-'HUMAN ZOO' FINALLY MAKES U.S. DEBUT AT NEW BEVERLY
-RIE Q&A AT EVERY SCREENING THIS WEEK
-TALKS TO COLLIDER ABOUT LEARNING FROM DE PALMA, BESSON, TARANTINO
Rie Rasmussen's 2009 debut feature Human Zoo finally had its U.S. premiere last night at Quentin Tarantino's New Beverly Cinema in Los Angeles. (Tarantino befriended Rasmussen around the time he was working on Inglourious Basterds, and invited Rasmussen to hang out on the set of that film.) Human Zoo will play again tonight and tomorrow night (Saturday & Sunday) as a double feature with Luc Besson's Angel-A, which starred Rasmussen in the title role. Rasmussen will be on hand for a Q&A following each screening of Human Zoo throughout the week (last night's Q&A was moderated by Elvis Mitchell).
In an interview with Collider's Christina Radish, Rasmussen talked about the autobiographical nature of Human Zoo, and how she ended up acting in it, as well as writing and directing. She was also asked about what she learned from working with Brian De Palma, Besson, and Tarantino:
At the time, Brian De Palma was such a hard-on for me. I was just really losing my shit, to work with him (on Femme Fatale). I was on set for as much as I could be, which was probably a month, and I only shot for four or five days. But, I did do that one, long steadi-cam shot that is the Brian De Palma signature. That was so awesome for me. It was following me! Who even cares about the rest of the movie? No. In my formative years, Brian De Palma taught me by watching him. From when I was 18 to 25, there was nothing better than Brian.
From 12 to 15 or 16, there was nothing better than Luc Besson, with Big Blue and La Femme Nikita. That was it. With Angel-A, he wanted to prove to everybody that he could make a feature film in six weeks, put it out five months later, package it and distribute it for no money.

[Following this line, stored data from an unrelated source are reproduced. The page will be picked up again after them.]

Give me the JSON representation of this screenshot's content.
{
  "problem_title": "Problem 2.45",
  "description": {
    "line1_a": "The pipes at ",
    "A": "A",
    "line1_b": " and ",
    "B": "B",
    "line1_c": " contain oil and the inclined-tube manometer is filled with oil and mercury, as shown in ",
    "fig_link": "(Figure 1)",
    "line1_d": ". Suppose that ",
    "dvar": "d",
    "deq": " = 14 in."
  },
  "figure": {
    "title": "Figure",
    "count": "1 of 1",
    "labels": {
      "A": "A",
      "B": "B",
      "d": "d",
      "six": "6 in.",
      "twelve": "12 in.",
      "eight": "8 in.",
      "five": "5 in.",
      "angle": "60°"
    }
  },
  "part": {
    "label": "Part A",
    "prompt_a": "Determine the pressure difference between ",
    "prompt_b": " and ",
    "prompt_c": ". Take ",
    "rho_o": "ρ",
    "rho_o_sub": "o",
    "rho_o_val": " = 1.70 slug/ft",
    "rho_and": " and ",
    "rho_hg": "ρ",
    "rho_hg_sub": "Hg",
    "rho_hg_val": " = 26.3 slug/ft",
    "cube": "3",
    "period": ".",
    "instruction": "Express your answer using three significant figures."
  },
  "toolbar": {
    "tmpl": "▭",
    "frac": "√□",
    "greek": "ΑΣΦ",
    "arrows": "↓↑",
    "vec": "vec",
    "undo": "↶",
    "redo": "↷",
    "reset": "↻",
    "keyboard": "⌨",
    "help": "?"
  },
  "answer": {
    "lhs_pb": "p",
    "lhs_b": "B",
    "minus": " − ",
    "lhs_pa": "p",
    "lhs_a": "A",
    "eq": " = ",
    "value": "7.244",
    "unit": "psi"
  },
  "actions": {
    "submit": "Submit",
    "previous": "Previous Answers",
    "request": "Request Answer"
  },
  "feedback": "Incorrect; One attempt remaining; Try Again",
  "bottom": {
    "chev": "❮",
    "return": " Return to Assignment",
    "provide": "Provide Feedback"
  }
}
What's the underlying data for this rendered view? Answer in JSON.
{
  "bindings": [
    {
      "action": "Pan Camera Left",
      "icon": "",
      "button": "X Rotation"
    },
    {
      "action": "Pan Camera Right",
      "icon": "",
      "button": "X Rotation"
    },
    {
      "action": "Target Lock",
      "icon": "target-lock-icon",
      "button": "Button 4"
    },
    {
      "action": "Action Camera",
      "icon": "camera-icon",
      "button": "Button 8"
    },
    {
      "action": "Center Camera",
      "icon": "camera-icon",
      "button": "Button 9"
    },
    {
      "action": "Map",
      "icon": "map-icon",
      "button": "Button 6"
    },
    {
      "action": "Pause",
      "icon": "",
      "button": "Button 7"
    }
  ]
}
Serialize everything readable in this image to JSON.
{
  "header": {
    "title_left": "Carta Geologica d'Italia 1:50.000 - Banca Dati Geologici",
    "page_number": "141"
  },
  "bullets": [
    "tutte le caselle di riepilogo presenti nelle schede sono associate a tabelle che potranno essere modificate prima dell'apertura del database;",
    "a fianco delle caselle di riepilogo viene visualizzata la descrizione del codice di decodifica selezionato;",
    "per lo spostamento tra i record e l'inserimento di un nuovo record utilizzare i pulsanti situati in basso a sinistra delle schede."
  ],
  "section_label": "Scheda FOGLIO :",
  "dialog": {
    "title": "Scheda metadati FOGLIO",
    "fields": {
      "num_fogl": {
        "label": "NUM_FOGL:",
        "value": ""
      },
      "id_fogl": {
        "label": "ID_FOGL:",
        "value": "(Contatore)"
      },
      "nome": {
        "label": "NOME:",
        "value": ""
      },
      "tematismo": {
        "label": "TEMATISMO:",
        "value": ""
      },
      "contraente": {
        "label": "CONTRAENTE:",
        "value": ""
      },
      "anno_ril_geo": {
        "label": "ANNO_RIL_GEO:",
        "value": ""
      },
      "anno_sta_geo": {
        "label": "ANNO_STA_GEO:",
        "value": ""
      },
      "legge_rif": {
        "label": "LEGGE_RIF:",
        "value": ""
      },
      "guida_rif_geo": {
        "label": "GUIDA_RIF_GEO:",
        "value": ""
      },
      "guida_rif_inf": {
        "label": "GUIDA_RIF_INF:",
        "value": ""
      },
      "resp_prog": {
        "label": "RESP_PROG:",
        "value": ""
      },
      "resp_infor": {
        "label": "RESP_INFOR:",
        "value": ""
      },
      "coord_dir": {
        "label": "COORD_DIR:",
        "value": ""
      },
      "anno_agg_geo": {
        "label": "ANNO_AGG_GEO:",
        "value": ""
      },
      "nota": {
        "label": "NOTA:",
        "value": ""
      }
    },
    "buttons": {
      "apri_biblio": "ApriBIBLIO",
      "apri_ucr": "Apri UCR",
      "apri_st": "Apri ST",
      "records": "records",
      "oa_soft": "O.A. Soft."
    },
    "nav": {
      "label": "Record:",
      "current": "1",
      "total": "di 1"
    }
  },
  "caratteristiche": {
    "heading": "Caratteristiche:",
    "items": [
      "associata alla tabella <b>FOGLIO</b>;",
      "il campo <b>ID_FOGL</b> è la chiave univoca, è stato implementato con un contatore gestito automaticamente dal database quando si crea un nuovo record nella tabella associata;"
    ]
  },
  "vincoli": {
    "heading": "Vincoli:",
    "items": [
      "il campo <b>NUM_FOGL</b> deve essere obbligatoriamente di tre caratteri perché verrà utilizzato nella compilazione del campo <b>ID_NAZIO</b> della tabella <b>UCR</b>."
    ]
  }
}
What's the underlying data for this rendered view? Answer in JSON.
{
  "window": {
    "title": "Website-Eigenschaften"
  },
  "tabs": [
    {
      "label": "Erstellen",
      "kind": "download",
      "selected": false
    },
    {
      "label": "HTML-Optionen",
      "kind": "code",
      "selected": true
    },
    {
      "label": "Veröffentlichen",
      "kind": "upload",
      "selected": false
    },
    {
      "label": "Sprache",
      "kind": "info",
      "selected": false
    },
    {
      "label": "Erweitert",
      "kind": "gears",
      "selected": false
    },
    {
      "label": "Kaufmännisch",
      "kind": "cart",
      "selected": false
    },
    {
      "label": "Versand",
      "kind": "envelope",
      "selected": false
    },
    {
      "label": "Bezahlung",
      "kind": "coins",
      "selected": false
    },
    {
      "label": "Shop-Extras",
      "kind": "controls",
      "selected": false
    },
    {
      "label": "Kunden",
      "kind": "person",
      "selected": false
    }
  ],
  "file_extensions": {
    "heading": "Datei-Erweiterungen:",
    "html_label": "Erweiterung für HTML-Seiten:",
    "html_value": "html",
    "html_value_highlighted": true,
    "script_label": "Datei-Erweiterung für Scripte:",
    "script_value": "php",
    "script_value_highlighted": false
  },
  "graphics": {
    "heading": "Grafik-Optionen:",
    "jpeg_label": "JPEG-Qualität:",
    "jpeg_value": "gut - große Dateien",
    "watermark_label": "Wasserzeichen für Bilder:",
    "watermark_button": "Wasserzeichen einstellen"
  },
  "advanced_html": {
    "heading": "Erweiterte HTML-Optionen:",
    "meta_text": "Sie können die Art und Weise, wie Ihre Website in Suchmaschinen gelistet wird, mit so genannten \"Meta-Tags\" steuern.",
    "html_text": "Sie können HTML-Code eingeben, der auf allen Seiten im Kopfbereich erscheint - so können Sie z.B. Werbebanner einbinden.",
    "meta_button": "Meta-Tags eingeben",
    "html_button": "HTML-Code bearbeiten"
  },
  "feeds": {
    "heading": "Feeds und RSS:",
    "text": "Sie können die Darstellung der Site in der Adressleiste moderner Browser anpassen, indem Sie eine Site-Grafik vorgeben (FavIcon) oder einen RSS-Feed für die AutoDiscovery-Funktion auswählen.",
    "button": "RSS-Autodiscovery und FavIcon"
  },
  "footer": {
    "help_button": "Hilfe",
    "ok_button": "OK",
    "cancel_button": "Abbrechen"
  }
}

Watching Quentin Tarantino write his new magnum opus, motherfucker of a film, Django Unchained, has been more than a lesson in writing. I always knew that the man was genius, but I have been astonished at what comes out of him. He’ll read me the scenes. He’s like, “I just had to redo this scene and I want to read you this new dialogue I wrote.” He read me this dialogue, and I was just on my ass. Just to watch him rattle it off like that, he’s genius. So, yeah, you learn. I pay attention. My eyes are wide open, and my eyelids are pinned to the back of my head.
According to The Playlist's Jeff Otto, Tarantino said that with Human Zoo, "Rie Rasmussen makes an electrifying directorial debut. It’s as shocking and violent as it is moving and charming." It is worth noting that Rasmussen has worked with cinematographer Thierry Arbogast on all three of her formulative films, first meeting him on De Palma's Femme Fatale, then working together on Besson's Angel-A before shooting Rasmussen's Human Zoo. Rasmussen told Collider that her next project as director will be Good and Evil, which is written by Nicolas Constantine as an adaptation of Philip Carlo's novel The Night Stalker, based on the life of Richard Ramirez. Prior to Rasmussen's involvement in that project, James Franco had been rumored to be interested in playing the lead role.